氷川透『真っ黒な夜明け』


推理小説家志望の氷川透は久々にバンド仲間と再会した。が、散会後に外で別れたはずのリーダーが地下鉄の駅構内で撲殺された。非情の論理が唸りをあげ華麗な捻り技が炸裂する。第15回メフィスト賞受賞作。
氷川 透。横浜生まれ。A型、射手座。東京大学文学部卒。1997年鮎川哲也賞最終候補に残った『眠れない夜のために』が島田荘司氏の注目を浴びる(原書房より近刊予定)。その後、音楽に浸る生活を送るなか出合った事件を描いた本作で、第15回メフィスト賞を受賞。推理小説家としてデビューを果たす

「好みそうな読者がいちじるしく限定される」

軽い出だしから始まったと思えば、事件が起こる否やなんだこの背脂メタ本格小説ぶりは。でも面白い。いや感心した。さすが注目をあびる優秀な書き手(誤爆は当然不可抗力である)。ただ、本格読みではない人、いわゆる「読者への挑戦状」を真顔でスルーするような人にとっては、どうだろう。

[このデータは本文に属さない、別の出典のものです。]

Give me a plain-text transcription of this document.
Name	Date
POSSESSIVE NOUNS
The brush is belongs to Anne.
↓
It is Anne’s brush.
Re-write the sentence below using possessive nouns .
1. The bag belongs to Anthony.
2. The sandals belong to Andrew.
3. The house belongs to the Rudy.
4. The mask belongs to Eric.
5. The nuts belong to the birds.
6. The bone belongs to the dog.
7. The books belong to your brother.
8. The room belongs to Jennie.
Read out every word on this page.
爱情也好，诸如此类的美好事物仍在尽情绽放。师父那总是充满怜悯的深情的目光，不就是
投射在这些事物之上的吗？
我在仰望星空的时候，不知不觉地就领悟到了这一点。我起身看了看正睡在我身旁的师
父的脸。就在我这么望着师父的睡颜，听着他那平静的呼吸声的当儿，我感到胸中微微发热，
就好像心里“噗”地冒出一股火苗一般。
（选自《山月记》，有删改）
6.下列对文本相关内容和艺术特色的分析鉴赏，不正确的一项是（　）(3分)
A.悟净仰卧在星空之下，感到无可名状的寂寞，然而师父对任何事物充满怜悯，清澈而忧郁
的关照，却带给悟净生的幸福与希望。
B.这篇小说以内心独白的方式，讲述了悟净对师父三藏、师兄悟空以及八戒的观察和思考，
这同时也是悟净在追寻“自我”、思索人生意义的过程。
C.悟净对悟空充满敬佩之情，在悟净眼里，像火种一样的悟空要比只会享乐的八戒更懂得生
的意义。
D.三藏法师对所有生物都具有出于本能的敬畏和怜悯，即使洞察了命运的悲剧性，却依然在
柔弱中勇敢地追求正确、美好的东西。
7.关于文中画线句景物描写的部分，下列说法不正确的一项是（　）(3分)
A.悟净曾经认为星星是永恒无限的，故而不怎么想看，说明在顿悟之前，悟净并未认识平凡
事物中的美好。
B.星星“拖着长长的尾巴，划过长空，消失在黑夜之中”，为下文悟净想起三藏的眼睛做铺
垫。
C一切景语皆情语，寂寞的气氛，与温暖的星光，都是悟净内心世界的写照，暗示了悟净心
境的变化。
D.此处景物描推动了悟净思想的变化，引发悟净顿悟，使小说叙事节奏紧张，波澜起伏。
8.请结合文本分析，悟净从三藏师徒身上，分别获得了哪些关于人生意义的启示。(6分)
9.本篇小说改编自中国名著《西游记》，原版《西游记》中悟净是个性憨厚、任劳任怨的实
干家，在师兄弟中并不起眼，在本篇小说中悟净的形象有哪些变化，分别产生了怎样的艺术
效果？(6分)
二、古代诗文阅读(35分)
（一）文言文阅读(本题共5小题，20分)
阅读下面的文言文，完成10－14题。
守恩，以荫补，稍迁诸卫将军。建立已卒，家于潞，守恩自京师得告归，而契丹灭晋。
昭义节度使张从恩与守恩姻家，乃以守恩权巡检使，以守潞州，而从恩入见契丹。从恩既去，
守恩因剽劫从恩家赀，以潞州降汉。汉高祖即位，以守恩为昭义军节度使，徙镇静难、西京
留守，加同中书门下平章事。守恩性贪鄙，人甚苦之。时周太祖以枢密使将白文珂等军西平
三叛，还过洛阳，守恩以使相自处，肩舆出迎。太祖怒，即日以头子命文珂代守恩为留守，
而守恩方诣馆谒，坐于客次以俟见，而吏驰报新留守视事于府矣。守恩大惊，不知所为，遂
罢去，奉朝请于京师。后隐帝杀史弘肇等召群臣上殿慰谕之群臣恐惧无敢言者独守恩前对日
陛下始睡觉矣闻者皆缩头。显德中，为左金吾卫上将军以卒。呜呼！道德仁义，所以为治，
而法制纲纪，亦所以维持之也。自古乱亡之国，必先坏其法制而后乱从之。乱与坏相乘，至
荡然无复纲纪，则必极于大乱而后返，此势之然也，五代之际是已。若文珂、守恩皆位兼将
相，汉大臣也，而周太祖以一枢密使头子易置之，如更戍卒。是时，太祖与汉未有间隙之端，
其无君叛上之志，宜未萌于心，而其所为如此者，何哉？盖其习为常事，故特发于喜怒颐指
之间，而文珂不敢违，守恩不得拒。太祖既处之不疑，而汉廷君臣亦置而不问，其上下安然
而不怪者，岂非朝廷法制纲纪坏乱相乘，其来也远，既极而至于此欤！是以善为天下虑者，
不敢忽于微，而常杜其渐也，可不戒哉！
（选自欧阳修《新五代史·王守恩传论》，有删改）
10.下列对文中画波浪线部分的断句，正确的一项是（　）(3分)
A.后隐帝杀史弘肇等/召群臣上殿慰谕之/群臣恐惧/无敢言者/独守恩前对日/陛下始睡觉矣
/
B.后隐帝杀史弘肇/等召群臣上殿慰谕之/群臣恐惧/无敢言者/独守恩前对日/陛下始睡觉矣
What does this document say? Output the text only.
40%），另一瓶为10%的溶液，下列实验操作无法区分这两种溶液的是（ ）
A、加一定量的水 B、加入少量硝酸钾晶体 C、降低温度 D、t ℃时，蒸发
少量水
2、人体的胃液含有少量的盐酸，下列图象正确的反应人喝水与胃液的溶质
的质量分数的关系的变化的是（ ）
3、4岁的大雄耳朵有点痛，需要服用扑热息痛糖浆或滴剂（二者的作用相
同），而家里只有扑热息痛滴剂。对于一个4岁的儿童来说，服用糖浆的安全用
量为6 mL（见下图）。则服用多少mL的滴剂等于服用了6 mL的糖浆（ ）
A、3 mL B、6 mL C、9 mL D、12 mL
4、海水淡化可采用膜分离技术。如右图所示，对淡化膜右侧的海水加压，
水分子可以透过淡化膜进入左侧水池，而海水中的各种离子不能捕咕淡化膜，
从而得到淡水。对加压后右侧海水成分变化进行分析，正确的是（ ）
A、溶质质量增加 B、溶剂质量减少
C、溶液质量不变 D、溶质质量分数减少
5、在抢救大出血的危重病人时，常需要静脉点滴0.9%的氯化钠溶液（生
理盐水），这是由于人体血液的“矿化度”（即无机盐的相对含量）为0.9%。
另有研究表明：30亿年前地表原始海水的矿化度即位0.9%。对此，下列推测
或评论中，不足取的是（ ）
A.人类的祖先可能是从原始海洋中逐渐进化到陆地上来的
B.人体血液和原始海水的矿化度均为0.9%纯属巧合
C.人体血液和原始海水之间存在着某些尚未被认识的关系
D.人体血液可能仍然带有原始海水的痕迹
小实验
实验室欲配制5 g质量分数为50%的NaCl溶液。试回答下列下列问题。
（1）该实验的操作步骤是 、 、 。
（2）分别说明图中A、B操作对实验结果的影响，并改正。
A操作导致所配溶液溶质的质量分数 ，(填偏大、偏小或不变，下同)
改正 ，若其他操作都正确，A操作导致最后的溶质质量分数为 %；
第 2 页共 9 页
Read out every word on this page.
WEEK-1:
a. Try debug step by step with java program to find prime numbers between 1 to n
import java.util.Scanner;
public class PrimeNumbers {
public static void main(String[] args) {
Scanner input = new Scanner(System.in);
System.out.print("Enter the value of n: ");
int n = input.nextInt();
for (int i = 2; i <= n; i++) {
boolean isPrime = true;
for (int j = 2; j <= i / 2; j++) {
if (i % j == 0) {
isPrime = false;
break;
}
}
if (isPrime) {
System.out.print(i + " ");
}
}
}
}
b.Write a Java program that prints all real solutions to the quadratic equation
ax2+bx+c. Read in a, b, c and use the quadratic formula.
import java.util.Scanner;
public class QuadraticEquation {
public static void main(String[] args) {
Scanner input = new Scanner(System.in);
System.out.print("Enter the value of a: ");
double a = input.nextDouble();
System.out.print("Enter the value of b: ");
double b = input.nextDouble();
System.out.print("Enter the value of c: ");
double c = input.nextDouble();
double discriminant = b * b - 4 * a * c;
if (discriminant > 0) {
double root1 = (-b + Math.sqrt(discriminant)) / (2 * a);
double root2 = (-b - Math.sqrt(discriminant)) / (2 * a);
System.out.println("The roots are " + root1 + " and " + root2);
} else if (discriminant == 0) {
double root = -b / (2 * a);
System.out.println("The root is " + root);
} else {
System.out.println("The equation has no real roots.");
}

もう、「あるいは真実はこうかもしれない」「こういう仮説も成り立つかもしれない」「ああでもないこうでもない」「そのトリックには無理がある」「いや、しってるけどね」とかを延々と繰り返す中盤は沸点一直線かもしれない。でも、本格ミステリとしておさえておくべき作品すら読んでない俺でもそこそこに、この小説内徘徊は楽しめたから、そうとも言い切れないか。でも間違いなく、じらされるのが嫌いな人にはおすすめできないな。

小説ならではの、視点に関する話

気になった点をいくつか。作中で登場人物・氷川透からも語られているけど、本格ミステリ小説、この場合登場人物の中に真犯人がいて、名探偵がラストでばーっと暴く、という形のもの。において、3人称視点で物語を構成させることの難しさは確かに思っていた。この作品では場面は地続きになっているものの、忙しく次々と「視点キャラ」が切り替わっていって、ほぼ全キャラの登場人物の心理描写がなされるのだけど、その中では当然真犯人自身の描写も出てくるわけだ。でも、そこで心の中で「自分が殺した」などと言ってしまっては本格は成立しなくなってしまうから、巧妙に読者を騙しつつ、ある時は矛盾を含(む)みそうなぎりぎりの線で心理描写したり、肝心なところは隠さなくちゃいけなくなる。そこでこの作者が取った方法は、あらゆる材料や、トリックの可能性を書きだし、登場人物に「ああでもないこうでもない」させることで、真実の部分を見えにくくしよう、という「木を隠すなら森の中」戦法で読者を惑わしてくることだった。(違ってたらごめんだけど巻末の島田荘司の解説を読んでもそのようなことが書かれていたので、意図的だろうと思った)だから、かなりじれったい進行になってる。本格の世界も難しいものだ。

フィクション・ノンフィクションを暈かした上での自分語り

この話はフィクションでありながら、著者・氷川透が実際に出会った事件を元にして書かれたものらしい。で、そうすると登場人物の氷川透はほぼまんま著者を描写しているのだな、と思って読んでいた。そう考えると、随所で出てくる氷川以外のキャラから語られる氷川像、音楽的評価が、心理描写と見せかけて、見事にド自分語りになっているではないか。思えば、「本格小説語り」も作家からしてみれば自分語りに近いし、そう考えると面白いけど、なんだかこっ恥ずかしかったりした。
また、氷川透本人が運営する公式サイトではプロフィールページから「ヴァーチャルカキコ」なる、ずば抜けたネーミングセンスを感じさせるフレーズを披露されており目を離せない。